With survival at stake, congregation is trying to leave Presbyterian Church
The Layman Online, December 14, 2001
One of the first congregations in New York to join the Confessing Church Movement within the Presbyterian Church (USA) has asked the Presbytery of Hudson River for permission to leave the denomination, join the Evangelical Presbyterian Church and keep its property.
Circleville Presbyterian Church in Circleville, N.Y., will have a congregational vote on the transition on Dec. 30. The matter will go before the council of the Presbytery of Hudson River on Jan. 8, 2002, with consideration by the full presbytery scheduled for Jan. 28.
The Rev. Leo Jaloszynski, pastor of Circleville, said the actions of the presbytery and the denomination have jeopardized the future of the congregation. He said he had hoped the congregation could ride out the difficulties through the Confessing Church Movement but that, now, it is a matter of urgency and survival.
The issues are a microcosm of the debates that have caused unrest in the Presbyterian Church (USA).
Circleville is a congregation with a deep commitment to evangelical missions and social ministries. The congregation has 100 members but more than 200 attend worship services. Contributions average more than $2,500 per member annually – more than triple the denomination’s per-capita giving.
The Presbytery of Hudson River is one of the most liberal presbyteries in the nation. Nearly 80 percent of the commissioners voting at a recent meeting of the presbytery opposed the PCUSA’s “fidelity/chastity” ordination standard. Some pastors and sessions have said they are openly defying the standard.
The presbytery moved into the PCUSA’s national limelight in 1999 when it authorized ministers to conduct services to bless same-gender couples. The denomination’s highest court – the Permanent Judicial Commission of the General Assembly – concurred with the presbytery on the conditions that the services not resemble marriages and not be considered a sanction for homosexual activity.
Since then, several ministers in the presbytery have promoted the services to bless same-gender couples. That prompted Circleville to pay for a full-page advertisement in the local newspaper to set itself apart theologically from those congregations.

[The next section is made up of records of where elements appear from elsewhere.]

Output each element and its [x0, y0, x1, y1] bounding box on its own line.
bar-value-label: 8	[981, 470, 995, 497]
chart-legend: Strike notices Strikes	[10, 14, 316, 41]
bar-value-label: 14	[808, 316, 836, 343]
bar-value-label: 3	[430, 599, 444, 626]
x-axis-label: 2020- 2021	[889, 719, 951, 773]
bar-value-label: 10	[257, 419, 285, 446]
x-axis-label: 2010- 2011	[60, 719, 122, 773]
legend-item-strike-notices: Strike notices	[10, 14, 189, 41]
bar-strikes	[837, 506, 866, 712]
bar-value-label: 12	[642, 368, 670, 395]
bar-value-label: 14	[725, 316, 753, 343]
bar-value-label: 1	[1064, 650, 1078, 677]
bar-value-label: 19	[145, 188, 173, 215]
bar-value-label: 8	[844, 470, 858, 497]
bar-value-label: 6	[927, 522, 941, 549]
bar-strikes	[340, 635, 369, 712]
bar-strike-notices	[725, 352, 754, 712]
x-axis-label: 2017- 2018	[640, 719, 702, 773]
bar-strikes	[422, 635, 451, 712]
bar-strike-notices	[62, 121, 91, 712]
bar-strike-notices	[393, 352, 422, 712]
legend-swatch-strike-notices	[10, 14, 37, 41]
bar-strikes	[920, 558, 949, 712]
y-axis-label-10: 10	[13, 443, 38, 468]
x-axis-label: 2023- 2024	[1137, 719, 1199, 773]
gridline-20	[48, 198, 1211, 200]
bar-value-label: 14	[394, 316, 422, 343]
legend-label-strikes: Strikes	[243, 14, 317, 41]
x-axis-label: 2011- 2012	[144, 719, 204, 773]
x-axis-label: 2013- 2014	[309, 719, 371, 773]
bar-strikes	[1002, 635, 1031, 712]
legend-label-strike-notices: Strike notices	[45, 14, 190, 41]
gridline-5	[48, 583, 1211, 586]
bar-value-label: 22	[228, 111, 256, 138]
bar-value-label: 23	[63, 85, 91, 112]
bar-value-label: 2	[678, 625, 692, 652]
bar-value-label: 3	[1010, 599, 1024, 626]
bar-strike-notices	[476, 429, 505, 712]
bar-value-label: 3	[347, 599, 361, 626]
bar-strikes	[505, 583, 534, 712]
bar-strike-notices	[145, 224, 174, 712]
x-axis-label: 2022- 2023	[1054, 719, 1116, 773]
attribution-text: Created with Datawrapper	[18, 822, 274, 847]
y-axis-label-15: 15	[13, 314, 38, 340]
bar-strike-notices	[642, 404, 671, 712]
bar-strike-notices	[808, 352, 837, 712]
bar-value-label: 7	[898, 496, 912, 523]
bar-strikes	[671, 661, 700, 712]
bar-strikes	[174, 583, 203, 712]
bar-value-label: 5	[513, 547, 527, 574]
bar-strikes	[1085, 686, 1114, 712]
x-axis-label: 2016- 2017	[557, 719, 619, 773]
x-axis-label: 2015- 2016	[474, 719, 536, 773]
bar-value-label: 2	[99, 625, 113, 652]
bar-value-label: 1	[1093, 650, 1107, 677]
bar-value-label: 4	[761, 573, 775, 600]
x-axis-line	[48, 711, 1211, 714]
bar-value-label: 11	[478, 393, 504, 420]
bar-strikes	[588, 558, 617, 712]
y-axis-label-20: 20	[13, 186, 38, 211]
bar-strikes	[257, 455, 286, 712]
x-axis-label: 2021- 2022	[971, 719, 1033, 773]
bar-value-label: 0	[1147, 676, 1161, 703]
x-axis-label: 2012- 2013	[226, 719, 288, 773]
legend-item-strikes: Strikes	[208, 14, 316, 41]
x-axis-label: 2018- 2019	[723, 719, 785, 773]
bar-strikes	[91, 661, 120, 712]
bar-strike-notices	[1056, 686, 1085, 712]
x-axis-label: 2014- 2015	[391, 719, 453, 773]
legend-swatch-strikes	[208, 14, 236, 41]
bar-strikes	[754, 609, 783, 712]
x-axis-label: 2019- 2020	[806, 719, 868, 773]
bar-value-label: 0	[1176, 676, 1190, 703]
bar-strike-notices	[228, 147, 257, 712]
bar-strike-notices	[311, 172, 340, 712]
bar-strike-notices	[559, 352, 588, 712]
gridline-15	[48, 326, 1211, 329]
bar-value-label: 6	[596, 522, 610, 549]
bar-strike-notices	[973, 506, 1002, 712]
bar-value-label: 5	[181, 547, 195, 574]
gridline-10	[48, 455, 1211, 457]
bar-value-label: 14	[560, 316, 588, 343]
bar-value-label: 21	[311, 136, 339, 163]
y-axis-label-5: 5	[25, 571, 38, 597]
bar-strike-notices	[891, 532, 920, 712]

Some members have left the Circleville church and others have reduced their contributions. Because of declining gifts, Circleville has cut its worship services from two on Sunday mornings to one (to save on heating costs) and stopped construction of a 7,500-square-foot building that is two-thirds complete.
“We’re losing good people,” Jaloszynski said.
He said a member of the presbytery’s council hinted that the congregation might seek to leave the denomination and affiliate with the more evangelical EPC. “As soon as they hinted that, we immediately took it as the parting of the sea,” he said.
Jaloszynski said one of the concerns among members of his session and the congregation is that there is no discipline in the presbytery. “There are 16 churches in open opposition to the Book of Order,” he said.
Jaloszynski’s concern is being echoed across the denomination in the wake of a decision by Redwoods Presbytery in California to ordain Kathleen Morrison. Morrison has defied the PCUSA Constitution by declaring herself a lesbian in a “partnership,” which, she told The San Francisco Chronicle, includes sexual activity.
Like Circleville, many Presbyterian congregations are asking why they should remain in a denomination whose leaders will not protect and defend the constitution.
James L. Vande Berg, the executive for the Presbytery of Hudson River, said he could not predict whether the presbytery would allow Circleville church to leave with its property. “I wouldn’t even begin to imagine where the presbytery would go with the request.”
Presbyteries hold local church property in trust for the General Assembly of the denomination. They are, however, authorized to allow a congregation to leave the denomination with its property and to affiliate with another Reformed denomination.
Jaloszynski emphasized that the Evangelical Presbyterian Church has not courted Circleville. The EPC has only two congregations in New York. The EPC has a total of 190 congregations.